Ben Vereen's legendary career transcends time, tribulations and media. An international entertainment icon, Ben's first love will always be performing live on stage, despite the awards he's received for his work in films, on TV, or you name it and he's been a force in it. Ben is a cultural tour de force and continues to thrive, entertain and prove that whatever age he may be is the new 30. Even the hip-hop generation knows him as the spiritual godfather and performance adviser to the-always-at-the-top-of-the-charts, R&B star Usher, who credits Ben's multifaceted advice and wisdom for his rise to stardom.
Born in Miami, Ben moved to Bedford-Stuyvesant as an infant and even as a youngster exhibited his innate talent performing at local variety shows. At 14, he enrolled in the prestigious High School of Performing Arts in New York, studied under Martha Graham, George Balanchine and Jerome Robbins and after school strolled down Broadway imagining his name up in lights on a theater marquee. After graduation, Ben soon scored a role in Bob Fosse's Vegas production of Sweet Charity and went on tour with it. He first appeared on Broadway a year later playing Hud in Hair before being cast in the screen adaption of Sweet Charity where he impressed Sammy Davis Jr. enough to make Sammy make Ben his understudy in the London production of Golden Boy.
Three years later in 1971 Ben returned to Manhattan with a vengeance as the Tony Award Winning Best Featured Musical Actor for his portrayal of Judas Iscariot in Jesus Christ Superstar. The following year Ben saw his name actually up in lights, when he starred in and won the Tony Best Musical Actor Award as Leading Player in Pippin. Watching the young Ben sing Magic to Do in Pippin was truly theatrical magic.
"The theater was my first training ground. It taught me discipline, dedication and appreciation of hard work. The stage sharpened my creative instrument and encouraged me to go deeper and try new things." The other things he's tried on Broadway in the ensuing years include Wicked, Fosse, I'm Not Rappaport, Grind, Jelly's Last Jam and A Christmas Carol.
Subsequently Ben focused on films and TV, received an Emmy nomination for playing Chicken George in Alex Haley's Roots, co-starred in a series, Tenspeed and Brownshoes, appeared in sitcoms like Webster and The Nanny and performed in dramas like Silk Stalkings and StarTrek: The Next Generation and countless others.
In 1987 tragedy began to pursue him. His 16-year-old daughter Naja was killed in an accident on the New Jersey Turnpike, which devastated and depressed him.
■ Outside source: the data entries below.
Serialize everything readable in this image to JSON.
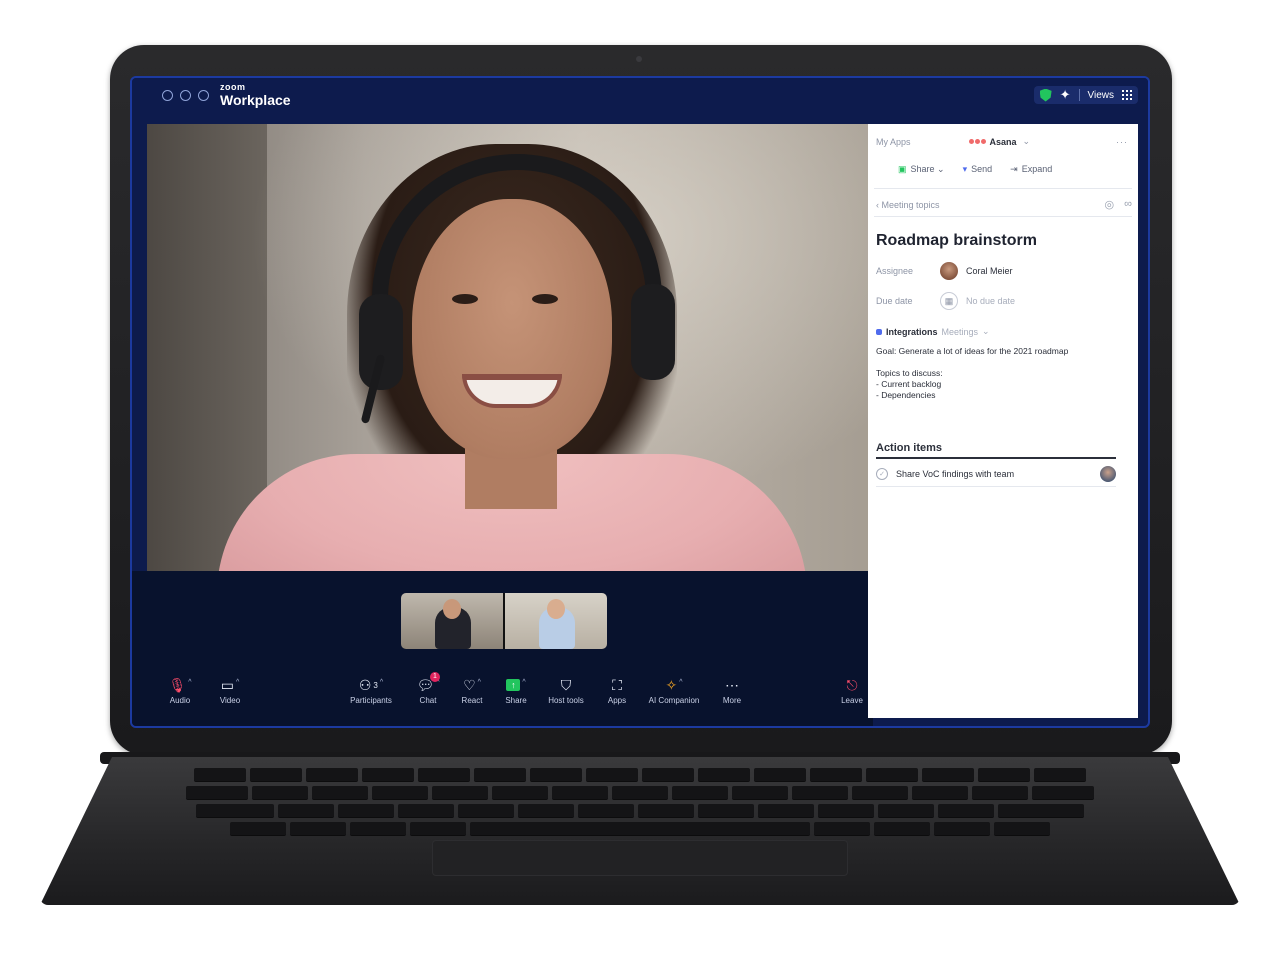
{
  "window": {
    "brand_small": "zoom",
    "brand_title": "Workplace",
    "views_label": "Views"
  },
  "toolbar": {
    "audio": "Audio",
    "video": "Video",
    "participants": "Participants",
    "participants_count": "3",
    "chat": "Chat",
    "chat_badge": "1",
    "react": "React",
    "share": "Share",
    "host_tools": "Host tools",
    "apps": "Apps",
    "ai_companion": "AI Companion",
    "more": "More",
    "leave": "Leave"
  },
  "panel": {
    "my_apps": "My Apps",
    "app_name": "Asana",
    "actions": {
      "share": "Share",
      "send": "Send",
      "expand": "Expand"
    },
    "breadcrumb": "Meeting topics",
    "task_title": "Roadmap brainstorm",
    "assignee_label": "Assignee",
    "assignee_name": "Coral Meier",
    "due_label": "Due date",
    "due_value": "No due date",
    "project_name": "Integrations",
    "project_section": "Meetings",
    "description": "Goal: Generate a lot of ideas for the 2021 roadmap\n\nTopics to discuss:\n- Current backlog\n- Dependencies",
    "action_items_heading": "Action items",
    "action_item": "Share VoC findings with team"
  },
  "colors": {
    "window_bg": "#0d1b4d",
    "accent_green": "#22c55e",
    "badge_red": "#e0245e",
    "asana_coral": "#f06a6a"
  },
  "icons": [
    "shield-icon",
    "sparkle-icon",
    "grid-icon",
    "mic-muted-icon",
    "camera-icon",
    "participants-icon",
    "chat-icon",
    "heart-icon",
    "share-screen-icon",
    "host-shield-icon",
    "apps-icon",
    "sparkle-ai-icon",
    "more-icon",
    "leave-icon",
    "asana-logo-icon",
    "chevron-down-icon",
    "calendar-icon",
    "check-circle-icon",
    "link-icon",
    "back-chevron-icon"
  ]
}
A few years later, as a result of an accident in which his car was hit by a tree, he damaged an artery to his brain. Not realizing how badly injured he was, he started walking home to Malibu, had a stroke, stumbled out onto the highway and was hit by a truck badly enough to be pronounced dead at the scene but was revived. Extensive, arduous physical therapy eventually restored him to his former self. He considered the accident to be the intervention that saved his life, interrupting his path of self-destruction leading him to sobriety and spiritual balance. These days his message is about showing up for life, and he speaks about that whenever possible to children, convicts and any place else he's invited to speak.
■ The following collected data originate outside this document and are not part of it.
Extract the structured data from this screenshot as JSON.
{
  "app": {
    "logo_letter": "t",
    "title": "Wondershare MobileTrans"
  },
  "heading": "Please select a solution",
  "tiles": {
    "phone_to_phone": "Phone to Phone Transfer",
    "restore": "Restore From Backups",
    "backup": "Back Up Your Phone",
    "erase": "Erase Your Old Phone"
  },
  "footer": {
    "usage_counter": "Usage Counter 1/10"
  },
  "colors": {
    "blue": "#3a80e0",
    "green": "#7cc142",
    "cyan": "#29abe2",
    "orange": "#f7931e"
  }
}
For over 40 years, Ben has also showcased his versatility internationally via one-man shows and was the first simultaneous winner of the Entertainer of the Year, Rising Star, and Song and Dance Star awards from the American Guild of Variety Artists (AGVA).
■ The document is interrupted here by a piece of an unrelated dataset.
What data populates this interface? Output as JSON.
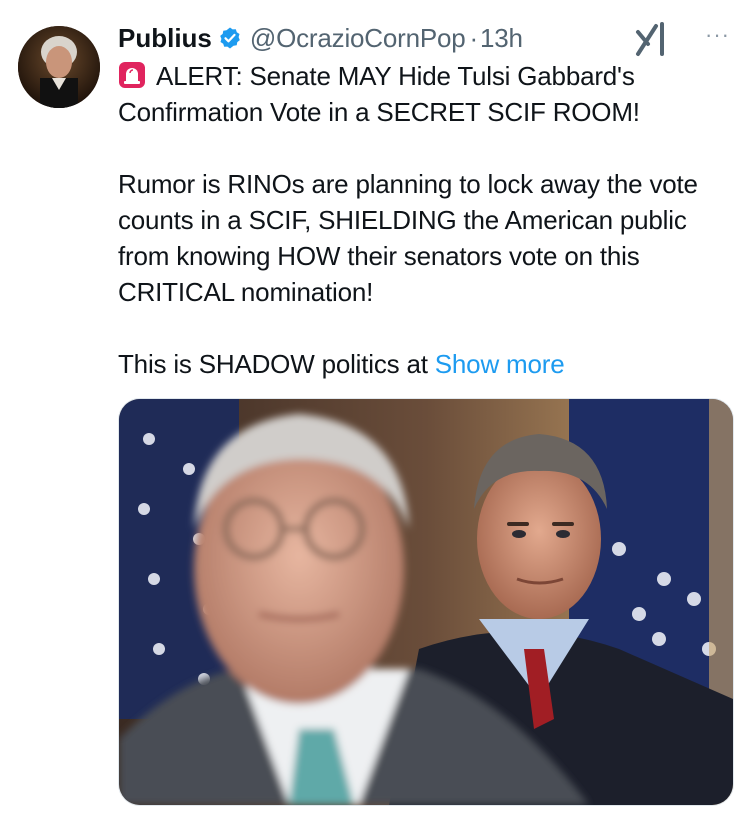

So what delights can you expect on from Ben's new show at 54 Below, the hot new frequently-completely-p.m., and on Friday & Saturday nights July 13 and 14, also at 11 p.m.? Just watching him talk, smile and sing is enchanting!
Will he also be dancing also? "I'll be moving. I used to dance, but now I only move," he replies laughing. "Unfortunately I have only one hour, and I have enough material for three. Come out, have a wonderful time and celebrate life with me."
I can't think of anything more worthwhile doing!